Ольга Ивановна поискала проводку, подала ему и хотела опять пойти к своему столу, прочно занятому Офицеровым, но Андрей Петрович крепко ухватил ее за руку и начал что-то длинно объяснять, а сам время от времени шептал: «Стойте. Не связывайтесь!» Потом он попросил Ольгу Ивановну составить картотеку по всем проводкам материальных ценностей за 1941 год и далее до 1944 года. «Изволите видеть, они нам понадобятся для проверки баланса…»
Наконец, выдержав какое-то время, достаточное, по его мнению, чтобы проучить «обнаглевшую» Ольгу Ивановну, Офицеров встал, поцеловал руку Симочке и вышел из бухгалтерии, оставив после себя запах духов, вина. Все продолжали работать, как будто ничего не произошло. Минут через 20 после ухода Офицерова кончился рабочий день.
Все это время Вера ерзала на стуле и не знала, как ей подойти к Ольге Ивановне, в каких словах выразить свое возмущение Офицеровым и Симой, свое сочувствие.
Первой, как и всегда, упорхнула Симочка. Ушел Андрей Петрович, помахав на прощание рукой Ольге Ивановне и весело сказав: «Учитесь колымской жизни. То ли еще бывает».
Ольга Ивановна собиралась тоже уходить и натягивала какой-то старый плащ поверх лагерной телогрейки. И тут Верочка подошла к ней, обняла, ткнулась губами в щеку и стремительно выбежала на улицу.
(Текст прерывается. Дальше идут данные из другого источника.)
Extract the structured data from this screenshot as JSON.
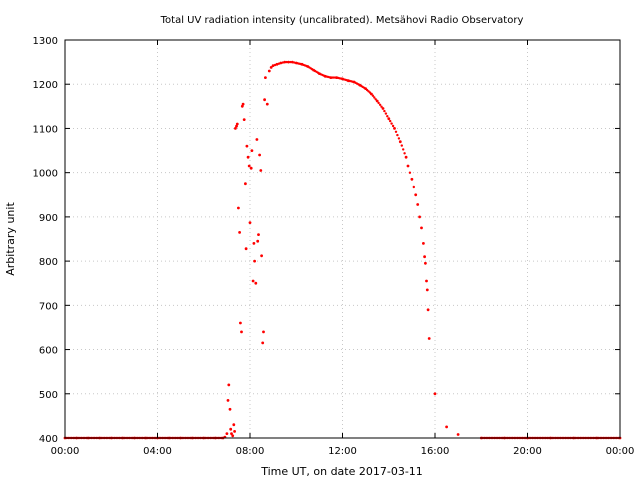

К ее удивлению, мать не очень возмутилась, когда вечером она рассказала о случае в бухгалтерии. Софья Михайловна только грустно покачала головой: «Да, Верочка, такая здесь жизнь. Когда я прихожу лечить ребенка, они — сама любезность, а в глубине души считают нас последними людьми. Приходится делать вид, что не замечаешь их хамства. Иначе жить на Колыме нельзя».
В вечерней школе у Веры появился приятель — Иван Колосов.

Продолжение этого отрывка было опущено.